Un ami membre du clergé de Miami, le regretté rabbin Solomon Schiff, lui a envoyé une mezouza marron bicolore à utiliser et des instructions sur la façon de l'accrocher – la mezouza doit être penchée vers l'intérieur de la pièce – mais Towey ne se souvenait pas de qui l'avait installée.
« Je me souviens qu'on m'a donné des instructions sur la façon de l'orienter », a déclaré Towey.

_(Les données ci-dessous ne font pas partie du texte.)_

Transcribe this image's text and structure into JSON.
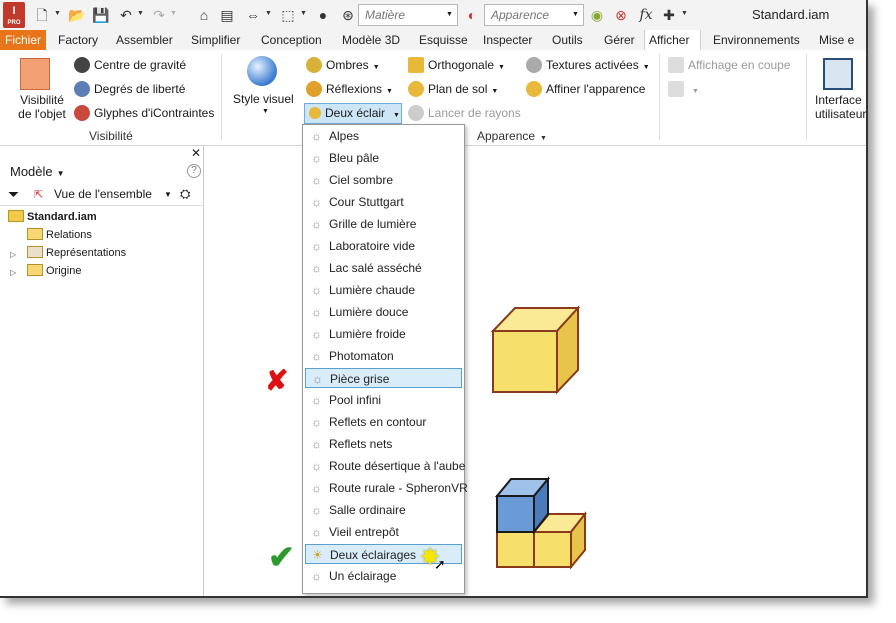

Il l'a emporté avec lui lorsqu'il est parti, et la mezouza est désormais accrochée dans son bureau à Tallahassee. Considèrerait-il que son ancien bureau à côté de la Blair House – qui se trouve à quelques centaines de mètres de l'entrée de la Maison Blanche – fait partie de la Maison Blanche ?
« Cela dépend de votre degré de technicité », a déclaré Towey. « Tout cela concerne le personnel du président. Je faisais donc partie du bureau exécutif du président, et c'est donc l'un des bureaux de la Maison Blanche. Le courrier envoyé à la Maison Blanche me parvenait. »
Même si la mezouza d'Emhoff n'est que la première de la résidence exécutive, Shafner a déclaré que le mari de Harris serait habilité à dire une Shehecheyanu bénédiction, pour marquer une nouvelle expérience, en plus de la bénédiction habituelle pour la pose d'une mezouza.
Et même s’il ne pensait pas que cela ne serait pas nécessaire, une mezouza facultative conférerait néanmoins un avantage important à un président ou à son conjoint : chaque fois que vous passez devant elle, a déclaré Zivotofsky, paraphrasant le sage juif du XIIe siècle Maïmonide, « elle vous rappelle qu’il existe une puissance supérieure ».